Henrique Sá Pessoa é, por estes dias, um chef ainda mais atarefado. Abriu um restaurante em Amesterdão, prevê abrir outro em Londres ainda este ano e foi um dos chefs convidados para participar no projeto Hangar-7 do restaurante Ikarus, na Áustria. Distinguido como Chef do Ano na edição 2022 do Guia Boa Cama Boa Mesa, apresentou os novos pratos do Menu Costa a Costa num dia em que decorriam filmagens no Alma, restaurante de fine dining premiado com um Garfo de Ouro pelo Boa Cama Boa Mesa.
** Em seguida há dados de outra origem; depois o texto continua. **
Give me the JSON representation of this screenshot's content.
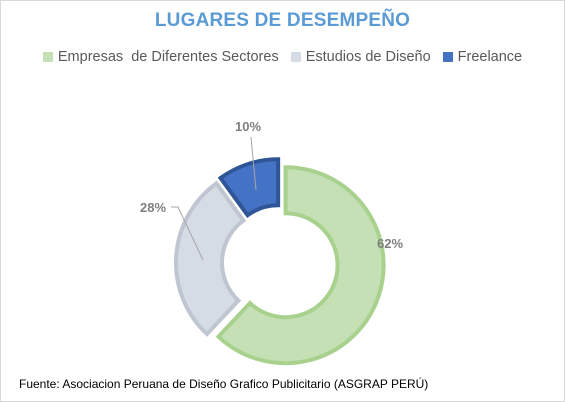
{
  "chart_data": {
    "type": "pie",
    "title": "LUGARES DE DESEMPEÑO",
    "categories": [
      "Empresas  de Diferentes Sectores",
      "Estudios de Diseño",
      "Freelance"
    ],
    "values": [
      62,
      28,
      10
    ],
    "data_labels": [
      "62%",
      "28%",
      "10%"
    ],
    "colors": [
      "#c5e0b4",
      "#d6dce5",
      "#4472c4"
    ],
    "border_colors": [
      "#a9d18e",
      "#bfc6d1",
      "#2f5597"
    ],
    "donut": true,
    "legend_position": "top"
  },
  "source_note": "Fuente: Asociacion Peruana de Diseño Grafico Publicitario (ASGRAP PERÚ)"
}
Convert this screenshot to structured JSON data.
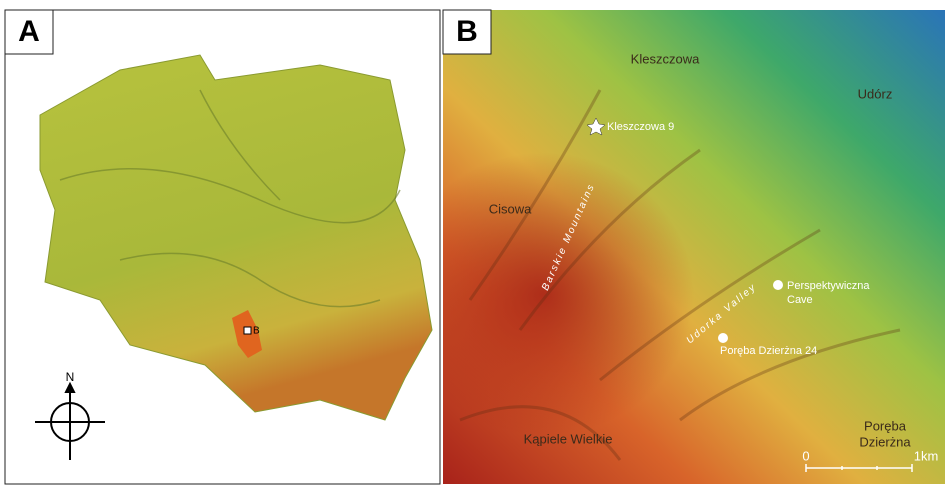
{
  "panel_a": {
    "label": "A",
    "compass_label": "N",
    "inset_marker": "B"
  },
  "panel_b": {
    "label": "B",
    "places": [
      "Kleszczowa",
      "Udórz",
      "Cisowa",
      "Kąpiele Wielkie",
      "Poręba",
      "Dzierżna"
    ],
    "sites": [
      "Kleszczowa 9",
      "Perspektywiczna",
      "Cave",
      "Poręba Dzierżna 24"
    ],
    "features": [
      "Barskie Mountains",
      "Udorka Valley"
    ],
    "scale": {
      "start": "0",
      "end": "1km"
    }
  }
}
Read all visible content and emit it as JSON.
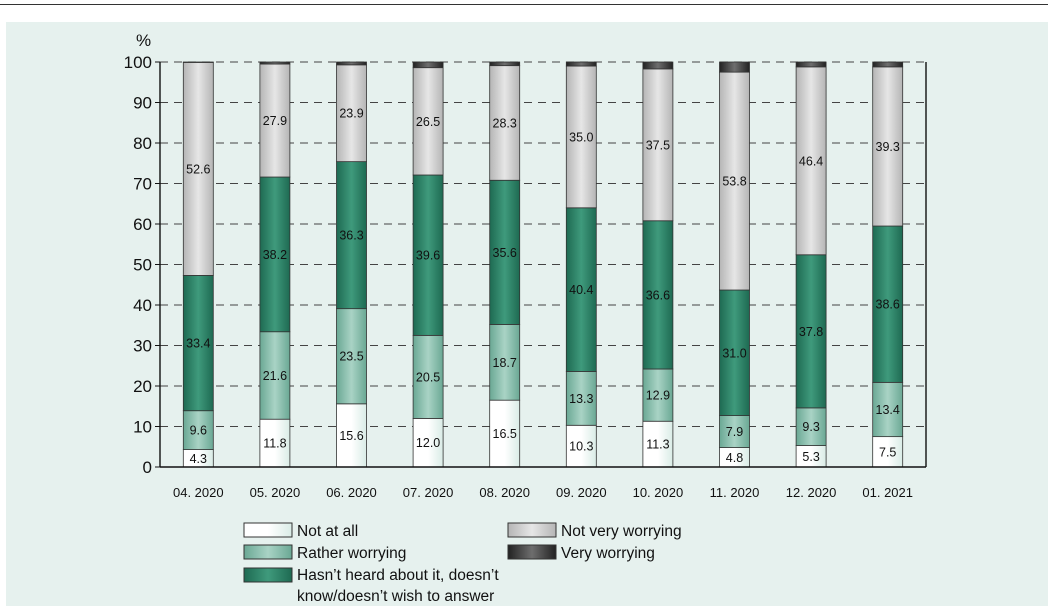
{
  "chart_data": {
    "type": "bar",
    "stacked": true,
    "ylabel": "%",
    "ylim": [
      0,
      100
    ],
    "yticks": [
      0,
      10,
      20,
      30,
      40,
      50,
      60,
      70,
      80,
      90,
      100
    ],
    "grid": "horizontal dashed",
    "legend_position": "bottom",
    "categories": [
      "04. 2020",
      "05. 2020",
      "06. 2020",
      "07. 2020",
      "08. 2020",
      "09. 2020",
      "10. 2020",
      "11. 2020",
      "12. 2020",
      "01. 2021"
    ],
    "series": [
      {
        "name": "Not at all",
        "color": "#ffffff",
        "values": [
          4.3,
          11.8,
          15.6,
          12.0,
          16.5,
          10.3,
          11.3,
          4.8,
          5.3,
          7.5
        ],
        "labels": [
          "4.3",
          "11.8",
          "15.6",
          "12.0",
          "16.5",
          "10.3",
          "11.3",
          "4.8",
          "5.3",
          "7.5"
        ]
      },
      {
        "name": "Rather worrying",
        "color": "#7fb7a6",
        "values": [
          9.6,
          21.6,
          23.5,
          20.5,
          18.7,
          13.3,
          12.9,
          7.9,
          9.3,
          13.4
        ],
        "labels": [
          "9.6",
          "21.6",
          "23.5",
          "20.5",
          "18.7",
          "13.3",
          "12.9",
          "7.9",
          "9.3",
          "13.4"
        ]
      },
      {
        "name": "Hasn’t heard about it, doesn’t know/doesn’t wish to answer",
        "color": "#2f7f66",
        "values": [
          33.4,
          38.2,
          36.3,
          39.6,
          35.6,
          40.4,
          36.6,
          31.0,
          37.8,
          38.6
        ],
        "labels": [
          "33.4",
          "38.2",
          "36.3",
          "39.6",
          "35.6",
          "40.4",
          "36.6",
          "31.0",
          "37.8",
          "38.6"
        ]
      },
      {
        "name": "Not very worrying",
        "color": "#d4d4d4",
        "values": [
          52.6,
          27.9,
          23.9,
          26.5,
          28.3,
          35.0,
          37.5,
          53.8,
          46.4,
          39.3
        ],
        "labels": [
          "52.6",
          "27.9",
          "23.9",
          "26.5",
          "28.3",
          "35.0",
          "37.5",
          "53.8",
          "46.4",
          "39.3"
        ]
      },
      {
        "name": "Very worrying",
        "color": "#3a3a3a",
        "values": [
          0.1,
          0.5,
          0.7,
          1.4,
          0.9,
          1.0,
          1.7,
          2.5,
          1.2,
          1.2
        ],
        "labels": []
      }
    ]
  },
  "legend": {
    "not_at_all": "Not at all",
    "rather_worrying": "Rather worrying",
    "hasnt_heard_line1": "Hasn’t heard about it, doesn’t",
    "hasnt_heard_line2": "know/doesn’t wish to answer",
    "not_very_worrying": "Not very worrying",
    "very_worrying": "Very worrying"
  }
}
O menu é uma homenagem ao peixe e marisco da nossa costa, num registo que mantém a sobriedade elegante com que Sá Pessoa se dedica à cozinha portuguesa de autor e que já valeu a conquista de duas estrelas Michelin. Olhando para a evolução, o chef reconhece que “o Alma está num grande momento em termos de consistência”, com a cozinha “mais refinada e aprimorada”. Não alterar demasiado a carta ajuda a garantir a estabilidade que se espera de um restaurante “clássico”, embora “não óbvio”, lembra Sá Pessoa, dando margem à descoberta à mesa.
O Menu Costa a Costa (€160, possível harmonização vínica por €85) inicia com dois snacks sobre um azulejo português. Um “Crocante de tapioca” e uma “Tartelete de pato” fumado, lentilhas e gel de vinagre de vinho do Porto. No “Porco piri piri”, a pele de porco desidratada é encimada por leitão desidratado, alecrim, maionese de piripiri e mel. Verdadeiro clássico, o “Pimento em tempura” negra de tinta de choco intensifica com o gel de vinagre fumado, um prazer em dose dupla.
Para valorizar os amuse-bouches seguintes serve-se um vinho natural, o Soalheiro Terramatter 2020. De primorosa textura, um “Lírio dos Açores” levemente braseado vem num envolvente dashi de tomate, enriquecido pelo óleo verde de capuchinhas, os cogumelos Shimeji e pérolas de vinagre de arroz. Num segundo momento surge a “Muxama” de atum com puré de couve roxa, alga Nori desidratada, e uma barriga de atum temperada com beterraba. Prepara-se o caminho para a frescura do Sorbet de tomate, elemento mais afastado do mar, mas inscrito na cultura portuguesa e assumindo texturas como a da gelatina e do gaspacho clarificado, além do tomate Cherry.
Aproxima-se o momento do pão de massa mãe da Gleba, que é finalizado no restaurante. Partilha a mesa com a tentadora manteiga fumada e um azeite de produção exclusiva no Alentejo. Um ERMO Arinto de Barro 2020, produzido em ânfora, é o vinho branco escolhido para a primeira entrada, a “Sopa de cebola”, um clássico da cozinha francesa aqui com notas “mais associadas ao mar do que ao queijo”: estão presentes o tamboril, o mexilhão e alga Botelho, além das cebolinhas tostadas e do caviar. O excelente “Carabineiro” acompanha com uma leve açorda do mesmo (esferas de picante no topo), emulsão de alho e coentros, crumble de pão e alface do mar em pó. O toque de classe final é o vinho, o muito recomendável Buçaco Rosé de 2019, que harmoniza também pela cor.
Para aconchegar a “Pescada” de anzol opta-se pela referência alentejana Mestre Daniel Lote X. A proteína continua no ponto, adornada pelos purés de aipo e avelã, intensificada pelo pickle de aipo e uma emulsão feita a partir das espinhas da pescada, champanhe e molho de ostra. No topo, crumble de avelã e aipo. O “Pregado” fecha os momentos principais com distinção e em perfeito equilíbrio de sabores. Ao mar junta-se a “terra” das lâminas de trufa, do puré de raiz de salsa, o arroz selvagem trufado e da beurre blanc de cogumelos Boletus. Tudo em harmonia com o Ilha Tinta Negra de 2019, um tinto madeirense “com notas subtis de fumo” devido à influência do basalto e que acrescenta “frescura e acidez” ao prato. A reta final mantém o acerto: a “Pêra e gengibre”, de excelentes atributos, faz a transição para a versão 2.0 do “Mar e citrinos”, com sorbet de yuzu, algas cristalizadas, curd de citrinos e o pairing do duriense Dócil AuAu 2020, de Dirk Niepoort.